3. Maximiser la rente tirée du secteur pour l’investir dans le développement du pays (éducation, santé, routes, eau, électricité, aéroports, industries, etc.). Serait-ce éloquent ici d’assimiler le système de quotas individuels dans la pêche à celui de vente de permis dans les mines et de comparer le précédent bilan relatif au secteur pêche aux résultats du mode de gestion des mines qui a toujours consisté à ouvrir ses produits à la concurrence pure et dure pour choisir le meilleur partenaire.

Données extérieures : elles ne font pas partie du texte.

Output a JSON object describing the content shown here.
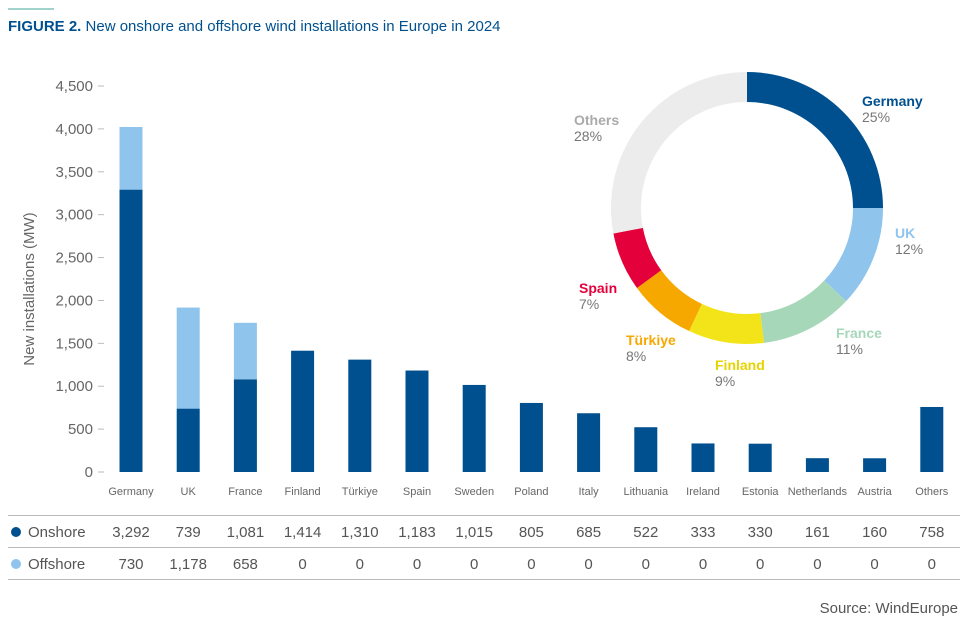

A propos, la consécration de ce troisième choix et la suppression du régime d’affrètement, permettront à l’Etat de récupérer des montants faramineux qui allaient, avant, dans les poches d’une poignée d’individus bien qu’ils proviennent (ces montants) d’un patrimoine commun à tous les mauritaniens comme les mines. Ce choix ne devra pas cependant priver la pêche artisanale (et même côtière) de disposer d’un quota hors toute forme de concurrence et empêcher de réserver exclusivement les activités de ce sous-secteur aux mauritaniens. De même, il ne devra pas empêcher le débarquement et la transformation locale des captures réalisées dans la ZEEM.

Indifféremment du choix que proposera le consultant et de celui qui sera officiellement retenu, des objectifs pour la stratégie en cours d’élaboration devront être clairement définis et des axes, choisis ; le choix de ces derniers devant se faire en étroite relations tant avec les objectifs à viser qu’avec les domaines de compétence du ministère chargé des pêche, réformé. D’ores et déjà, il serait opportun d’avoir un axe pour l’environnement et d’étudier la possibilité de supprimer l’axe des affaires maritimes et de fusionner les axes 1 (Ressources) et 2 (système d’exploitation).

Beaucoup d’autres détails mériteraient d’être suffisamment discutés entre le consultant en charge de la finalisation de la stratégie en préparation et puis des spécialistes du ministère et ce en présence d’une autorité d’arbitrage ayant le pouvoir de décision. Peut-on alors dire que le processus d’élaboration d’une stratégie pour le secteur des pêches est entré dans une phase décisive où a surtout sonné l’heure de la décision?

Dans la phase suivante, d’autres détails relevant notamment du domaine de la gouvernance, mériteront une grande attention ; seraient en tête de tels détails l’organigramme du Ministère, le déploiement des ressources humaines, l’arsenal juridique, la colonisation de la côte et l’audit de l’administration centrale et des établissements publics sous tutelle.